The current language of Chapter 38 has perplexed attorneys because it omits a plethora of business entities that are often parties to a contract. As a result of the literal language of Chapter 38, Texas courts have offered little to no relief to those parties seeking to recover attorneys’ fees from other business entities. In Fleming & Assocs., L.L.P. v. Barton, the 14th Court of Appeals explained that neither the term “individual” nor “corporation” is defined in Chapter 38, and thus the ordinary meanings of these terms should be applied (425 S.W.3d 560, 575 (Tex. App. —Houston [14th Dist.] 2014, pet. denied)). Further, there was no dispute that Fleming & Associates was neither an individual nor a corporation, but a limited liability partnership —precluding the applicability of Chapter 38 and leaving Barton with no avenue for recovery of attorneys’ fees for breach of a joint venture agreement (see also Choice! Power, L.P. v. Feeley, 501 S.W.3d 199, 214 (Tex. App.—Houston [1st Dist.] 2016, no pet.) (holding  Section 38.001 of the Civil Practice and Remedies Code does not permit recovery against a limited partnership Hoffman v. L & M Arts, No. 3:10-CV-0953-D, 2015 WL 1000838, at *1 (N.D. Tex. Mar. 6, 2015), aff’d, 838 F.3d 568 (5th Cir. 2016) (limited liability company is not a person under Chapter 38)).

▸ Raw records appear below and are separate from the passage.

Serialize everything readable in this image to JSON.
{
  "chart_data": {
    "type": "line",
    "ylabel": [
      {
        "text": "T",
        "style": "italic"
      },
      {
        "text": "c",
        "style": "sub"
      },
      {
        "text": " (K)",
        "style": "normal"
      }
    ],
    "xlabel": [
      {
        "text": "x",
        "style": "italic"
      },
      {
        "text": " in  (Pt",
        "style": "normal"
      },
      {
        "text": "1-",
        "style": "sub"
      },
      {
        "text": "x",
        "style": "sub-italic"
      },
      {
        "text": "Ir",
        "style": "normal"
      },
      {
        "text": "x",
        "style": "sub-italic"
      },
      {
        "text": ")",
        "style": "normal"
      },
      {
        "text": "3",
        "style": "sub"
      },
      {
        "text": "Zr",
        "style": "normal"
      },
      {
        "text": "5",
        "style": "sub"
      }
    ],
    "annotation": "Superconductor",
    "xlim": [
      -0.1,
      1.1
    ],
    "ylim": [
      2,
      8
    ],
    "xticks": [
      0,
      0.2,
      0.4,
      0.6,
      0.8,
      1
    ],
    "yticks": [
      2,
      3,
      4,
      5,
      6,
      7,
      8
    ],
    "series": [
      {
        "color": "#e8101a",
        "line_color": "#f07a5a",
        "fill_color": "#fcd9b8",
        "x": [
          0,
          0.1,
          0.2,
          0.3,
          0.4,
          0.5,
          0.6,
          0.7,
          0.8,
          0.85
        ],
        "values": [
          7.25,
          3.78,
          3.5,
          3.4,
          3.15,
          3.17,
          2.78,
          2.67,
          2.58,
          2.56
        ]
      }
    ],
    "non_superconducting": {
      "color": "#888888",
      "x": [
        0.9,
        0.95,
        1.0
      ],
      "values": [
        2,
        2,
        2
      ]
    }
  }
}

The Texas Legislature has finally taken notice of these decisions and passed H.B. No. 1578. Under H.B. No. 1578, Chapter 38 will be revised to the following language:

(a) In this section, “organization” has the meaning assigned by Section 1.002, Business Organizations Code.

(b) A person may recover reasonable attorney’s fees from an individual or organization other than a quasi-governmental entity authorized to perform a function by state law, a religious organization, a charitable organization, or a charitable trust in addition to the amount of a valid claim and costs, if the claim is for:

(1) rendered services;

(2) performed labor;

(3) furnished material;

(4) freight or express overcharges;

(5) lost or damaged freight or express;

(6) killed or injured stock;

(7) a sworn account; or

(8) an oral or written contract.

Under the revised Chapter 38, a party can recover attorneys’ fees from an organization as defined in Section 1.002 of the Texas Business Organizations Code. The new revisions extensively expand the scope of Chapter 38, now allowing recovery against a corporation, limited or general partnership, limited liability company, business trust, real estate investment trust, joint venture, joint stock company, cooperative, association, bank, insurance company, credit union, savings and loan association, or other organization, regardless of whether the organization is for-profit, nonprofit, domestic, or foreign (Tex. Bus. Orgs. Code Ann. § 1.002 (West)). The newly expanded Chapter 38 will offer an avenue of recovery to parties seeking attorneys’ fees from entities other than corporations, as long as they file suit after September 1, 2021.

H.B. No. 1578 has been signed by the governor and will be effective September 1, 2021.